Соколенок стоял и смотрел с замиранием сердца. Сухие, легкие, серебристые иголки стружки ложились изморозью на ладно сидящий, замысловатый комбинезон Никиты (множество «молний» и карманов), они колко, снежно поблескивали. Шабрил Никита уверенно, как будто бы легко, играючи, движения, хотя и короткие, были не отрывистыми, а слитноплавными, острый конец шабера при каждом ходе едва заметно отделялся от металла, чуть поднимался вверх (иначе останутся заусеницы). Если в начале работы, соскабливая большие пятиа, грубоватые бугры, Никита позволял себе шабрить еще сравнительно широко, делать штрихи по полто- ра-два сантиметра, то теперь двигал инструмент на три- четыре миллиметра, не больше,- и делал это с чистотой виртуоза. Соколенок говорил себе - нет, никогда он не сможет работать с такой небрежной и завидной уверенностью, это не просто выучка, не просто опыт, это дарование, талант.
Золотая голова Никиты в косом луче света была почти неподвижна, работали руки, плечи...
Кончил. Отдал брус. Все в порядке. Теперь можно убрать инструмент, он больше не понадобится. Никита откинул слипшуюся прядь, вытер лоб.
И вдруг верстак и все на нем стало смутным, неотчетливым. Он вспомнил то, что забыл, вернее, хотел забыть. Вспомнил, ощутил подземный холодок метро, накал движения, уловимый даже сквозь стекло окна, и на черном струящемся подземном фоне отчетливо увидел ее лицо, чуть-чуть повернутое в сторону, с затененными глазами и смело раскинутыми бровями, с маленькой резкой складкой на переносице, складкой мысли.
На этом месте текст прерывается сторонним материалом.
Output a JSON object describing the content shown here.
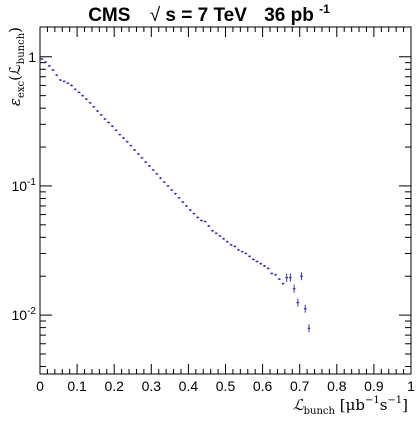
{
  "chart_data": {
    "type": "scatter",
    "title": {
      "experiment": "CMS",
      "energy": "s = 7 TeV",
      "luminosity": "36 pb",
      "luminosity_exponent": "-1"
    },
    "xlabel": {
      "main": "ℒ",
      "sub": "bunch",
      "units": " [μb",
      "exp1": "−1",
      "s": "s",
      "exp2": "−1",
      "close": "]"
    },
    "ylabel": {
      "eps": "ε",
      "sub": "exc",
      "arg": "(ℒ",
      "argsub": "bunch",
      "close": ")"
    },
    "xlim": [
      0,
      1
    ],
    "ylim": [
      0.0035,
      1.7
    ],
    "yscale": "log",
    "x_ticks": [
      "0",
      "0.1",
      "0.2",
      "0.3",
      "0.4",
      "0.5",
      "0.6",
      "0.7",
      "0.8",
      "0.9",
      "1"
    ],
    "y_ticks": [
      {
        "base": "1",
        "exp": ""
      },
      {
        "base": "10",
        "exp": "-1"
      },
      {
        "base": "10",
        "exp": "-2"
      }
    ],
    "grid": false,
    "marker_color": "#3333bb",
    "points": [
      {
        "x": 0.005,
        "y": 0.96
      },
      {
        "x": 0.015,
        "y": 0.91
      },
      {
        "x": 0.025,
        "y": 0.85
      },
      {
        "x": 0.035,
        "y": 0.79
      },
      {
        "x": 0.045,
        "y": 0.72
      },
      {
        "x": 0.055,
        "y": 0.66
      },
      {
        "x": 0.065,
        "y": 0.645
      },
      {
        "x": 0.075,
        "y": 0.625
      },
      {
        "x": 0.085,
        "y": 0.6
      },
      {
        "x": 0.095,
        "y": 0.56
      },
      {
        "x": 0.105,
        "y": 0.53
      },
      {
        "x": 0.115,
        "y": 0.5
      },
      {
        "x": 0.125,
        "y": 0.47
      },
      {
        "x": 0.135,
        "y": 0.44
      },
      {
        "x": 0.145,
        "y": 0.41
      },
      {
        "x": 0.155,
        "y": 0.38
      },
      {
        "x": 0.165,
        "y": 0.355
      },
      {
        "x": 0.175,
        "y": 0.33
      },
      {
        "x": 0.185,
        "y": 0.31
      },
      {
        "x": 0.195,
        "y": 0.29
      },
      {
        "x": 0.205,
        "y": 0.27
      },
      {
        "x": 0.215,
        "y": 0.25
      },
      {
        "x": 0.225,
        "y": 0.235
      },
      {
        "x": 0.235,
        "y": 0.22
      },
      {
        "x": 0.245,
        "y": 0.205
      },
      {
        "x": 0.255,
        "y": 0.19
      },
      {
        "x": 0.265,
        "y": 0.177
      },
      {
        "x": 0.275,
        "y": 0.165
      },
      {
        "x": 0.285,
        "y": 0.153
      },
      {
        "x": 0.295,
        "y": 0.143
      },
      {
        "x": 0.305,
        "y": 0.133
      },
      {
        "x": 0.315,
        "y": 0.124
      },
      {
        "x": 0.325,
        "y": 0.115
      },
      {
        "x": 0.335,
        "y": 0.107
      },
      {
        "x": 0.345,
        "y": 0.1
      },
      {
        "x": 0.355,
        "y": 0.093
      },
      {
        "x": 0.365,
        "y": 0.087
      },
      {
        "x": 0.375,
        "y": 0.081
      },
      {
        "x": 0.385,
        "y": 0.075
      },
      {
        "x": 0.395,
        "y": 0.07
      },
      {
        "x": 0.405,
        "y": 0.065
      },
      {
        "x": 0.415,
        "y": 0.061
      },
      {
        "x": 0.425,
        "y": 0.057
      },
      {
        "x": 0.435,
        "y": 0.054
      },
      {
        "x": 0.445,
        "y": 0.053
      },
      {
        "x": 0.455,
        "y": 0.049
      },
      {
        "x": 0.465,
        "y": 0.045
      },
      {
        "x": 0.475,
        "y": 0.043
      },
      {
        "x": 0.485,
        "y": 0.041
      },
      {
        "x": 0.495,
        "y": 0.039
      },
      {
        "x": 0.505,
        "y": 0.037
      },
      {
        "x": 0.515,
        "y": 0.035
      },
      {
        "x": 0.525,
        "y": 0.034
      },
      {
        "x": 0.535,
        "y": 0.032
      },
      {
        "x": 0.545,
        "y": 0.031
      },
      {
        "x": 0.555,
        "y": 0.03
      },
      {
        "x": 0.565,
        "y": 0.0285
      },
      {
        "x": 0.575,
        "y": 0.027
      },
      {
        "x": 0.585,
        "y": 0.026
      },
      {
        "x": 0.595,
        "y": 0.025
      },
      {
        "x": 0.605,
        "y": 0.024
      },
      {
        "x": 0.615,
        "y": 0.023
      },
      {
        "x": 0.625,
        "y": 0.021
      },
      {
        "x": 0.635,
        "y": 0.0205
      },
      {
        "x": 0.645,
        "y": 0.019
      },
      {
        "x": 0.655,
        "y": 0.0175
      },
      {
        "x": 0.665,
        "y": 0.0195
      },
      {
        "x": 0.675,
        "y": 0.0195
      },
      {
        "x": 0.685,
        "y": 0.016
      },
      {
        "x": 0.695,
        "y": 0.0125
      },
      {
        "x": 0.705,
        "y": 0.02
      },
      {
        "x": 0.715,
        "y": 0.0112
      },
      {
        "x": 0.725,
        "y": 0.0079
      }
    ]
  }
}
- Никита, главный хочет знать...
- Да. Сейчас иду.
Он понял, что ни от чего не избавился, не отвязался. И что не жить ему спокойно на свете, пока он не разгадает тайну этой встречи в метро', не выяснит, в чем, собственно, тогда было дело, не увидит опять... уже не в отраженье, а так, наяву... просто так, как видит вот этот напильник...
- Да, я иду!
Столовая у нас в первом этаже, рядом с типографией, вход отдельный. Чтобы в нее попасть, надо спуститься на лифте, выйти из главного подъезда и пробежать кусок двором.
Я выбралась наконец пообедать. Работница типографии, немолодая, Малоприметная, сидит в тени раскидистого дерева. Руки в краске. Синий застиранный халат с подвернутыми рукавами. Ест бутерброд.
Знакомая женщина. Какая знакомая женщина. Откуда я ее знаю? А, вспомнила! Это же мать Никиты Иванова, моего героя. Когда я ее выдумала, то трудоустроила (давно дело было, еще в первой части) поблизости от себя, в нашей типографии. Выбрала первое, что мне пришло в голову. И теперь она работает, в соответствии со своим характером, тихо, добросовестно, аккуратно. Не причиняет забот ни мне, ни начальнику цеха.
Ест бутерброд с котлетой. В столовую она не ходит. Зачем тратить лишние деньги? Пообедать можно и дома, после пяти.
Мать вечно ворчит на своих мальчиков, частенько с ними ругается. А вместе с тем живет только ими, только для них. Ей самой ничего не надо, ничего не хочется. На себя жалеет потратить лишний рубль, без конца штопая и перештопывая чулки в резинку, выкраивая из старой кофточки безрукавку, чтобы поддевать зимой для тепла под халат.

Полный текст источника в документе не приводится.